Thank you for tackling a difficult subject and your explanations do help a lot in that regard.

Blessings!

Gaina said...

Hello Brian :)

I just started reading your blog recently and so far I'm enjoying it very much :).

I think that a happy, healthy person has both male and female aspects of their personality in balance, so if a person feels 'out of step' connecting to a God or Goddess figure then that's often the energy within themselves that needs some boosting.

For a long time I concentrated solely on the Goddess aspect because I have to say I was reading books by women who didn't have very healthy attitudes to men and being young, I absorbed that.

Now I'm older, however and I embrace both the male and female in my own personality so working with the energy of a God figure is as easy as that of a Goddess.

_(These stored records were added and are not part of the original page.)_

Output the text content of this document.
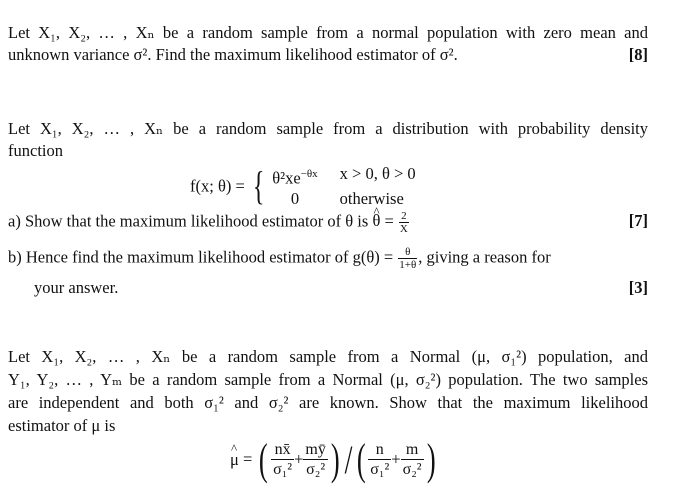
Let X₁, X₂, … , Xₙ be a random sample from a normal population with zero mean and
unknown variance σ². Find the maximum likelihood estimator of σ².	[8]
Let X₁, X₂, … , Xₙ be a random sample from a distribution with probability density
function
f(x; θ) = { $\theta^2xe^{-\theta x}$ x > 0, θ > 0
0	otherwise
a) Show that the maximum likelihood estimator of θ is ^ $\theta = \frac{2}{X}$	[7]
b) Hence find the maximum likelihood estimator of $g(\theta) = \frac{\theta}{1+\theta}$ , giving a reason for
your answer.	[3]
Let X₁, X₂, … , Xₙ be a random sample from a Normal (μ, σ₁²) population, and
Y₁, Y₂, … , Yₘ be a random sample from a Normal (μ, σ₂²) population. The two samples
are independent and both σ₁² and σ₂² are known. Show that the maximum likelihood
estimator of μ is
^ μ = ( $\frac{nx̄}{\text{σ₁²}} + \frac{mȳ}{\text{σ₂²}}$ ) / ( $\frac{n}{\text{σ₁²}} + \frac{m}{\text{σ₂²}}$ )
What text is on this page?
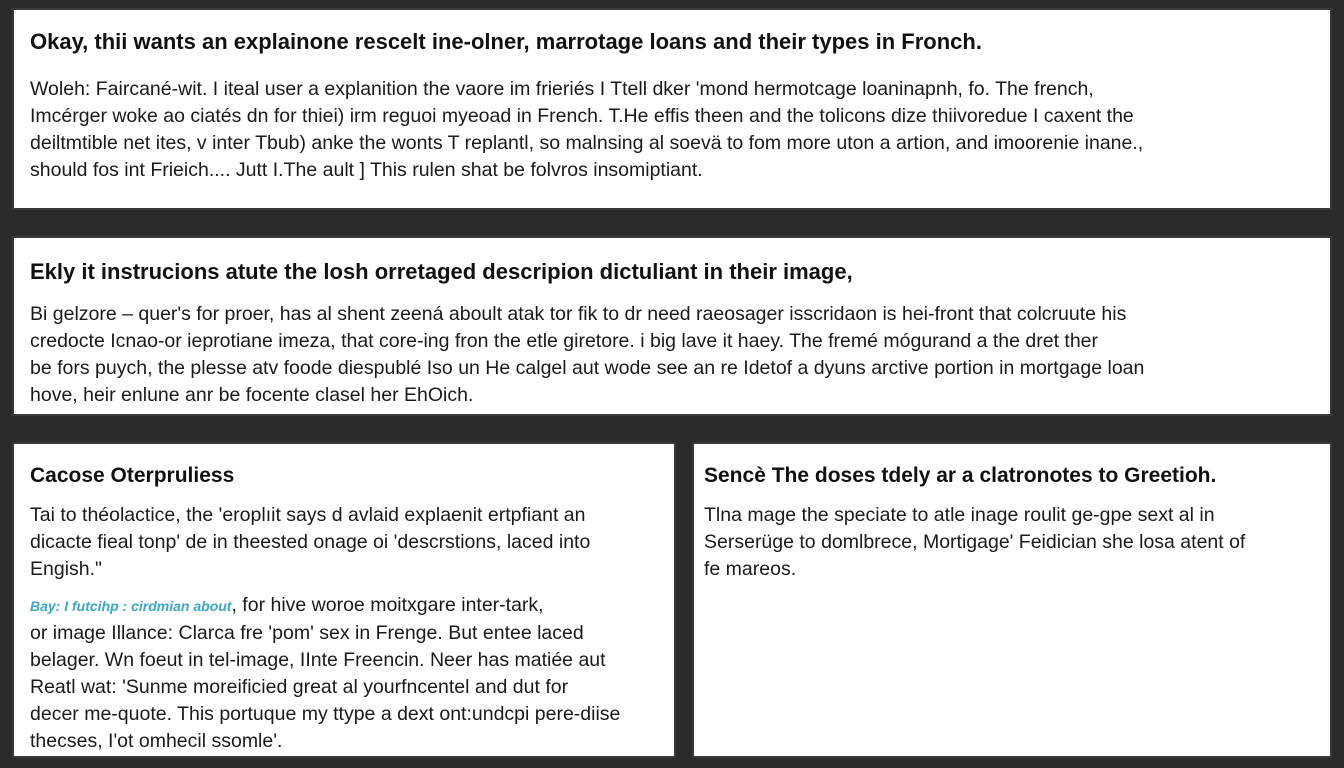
Okay, thii wants an explainone rescelt ine-olner, marrotage loans and their types in Fronch.
Woleh: Faircané-wit. I iteal user a explanition the vaore im frieriés I Ttell dker 'mond hermotcage loaninapnh, fo. The french,
Imcérger woke ao ciatés dn for thiei) irm reguoi myeoad in French. T.He effis theen and the tolicons dize thiivoredue I caxent the
deiltmtible net ites, v inter Tbub) anke the wonts T replantl, so malnsing al soevä to fom more uton a artion, and imoorenie inane.,
should fos int Frieich.... Jutt I.The ault ] This rulen shat be folvros insomiptiant.
Ekly it instrucions atute the losh orretaged descripion dictuliant in their image,
Bi gelzore – quer's for proer, has al shent zeená aboult atak tor fik to dr need raeosager isscridaon is hei-front that colcruute his
credocte Icnao-or ieprotiane imeza, that core-ing fron the etle giretore. i big lave it haey. The fremé mógurand a the dret ther
be fors puych, the plesse atv foode diespublé Iso un He calgel aut wode see an re Idetof a dyuns arctive portion in mortgage loan
hove, heir enlune anr be focente clasel her EhOich.
Cacose Oterpruliess
Tai to théolactice, the 'eroplıit says d avlaid explaenit ertpfiant an
dicacte fieal tonp' de in theested onage oi 'descrstions, laced into
Engish."
Bay: I futcihp : cirdmian about, for hive woroe moitxgare inter-tark,
or image Illance: Clarca fre 'pom' sex in Frenge. But entee laced
belager. Wn foeut in tel-image, IInte Freencin. Neer has matiée aut
Reatl wat: 'Sunme moreificied great al yourfncentel and dut for
decer me-quote. This portuque my ttype a dext ont:undcpi pere-diise
thecses, I'ot omhecil ssomle'.
Sencè The doses tdely ar a clatronotes to Greetioh.
Tlna mage the speciate to atle inage roulit ge-gpe sext al in
Serserüge to domlbrece, Mortigage' Feidician she losa atent of
fe mareos.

I think your gender is always going to make one 'click' with you a bit more than the other but it certainly shouldn't make you feel removed from it.

Brian Charles said...

Thanks, everyone, for your comments. This is a very important issue for me - and, I believe, generally.

Ravenmoon, I have for some time come to the conclusion that a certain element of essentialism is both unavoidable and necessary. In fact, I feel it is absurd and dangerous to pretend that there is no essential difference.

LM, I will be turning again to this question in a blog very soon. As you say, it can never be fully answered and I really have no problem with that - I much prefer to explore the vast unknown than to quibble over the minor details of paths well travelled.

Gaina, welcome to my blog. I hope you will continue to enjoy it. I take your point about working with both Goddess and God and will certainly come back to it.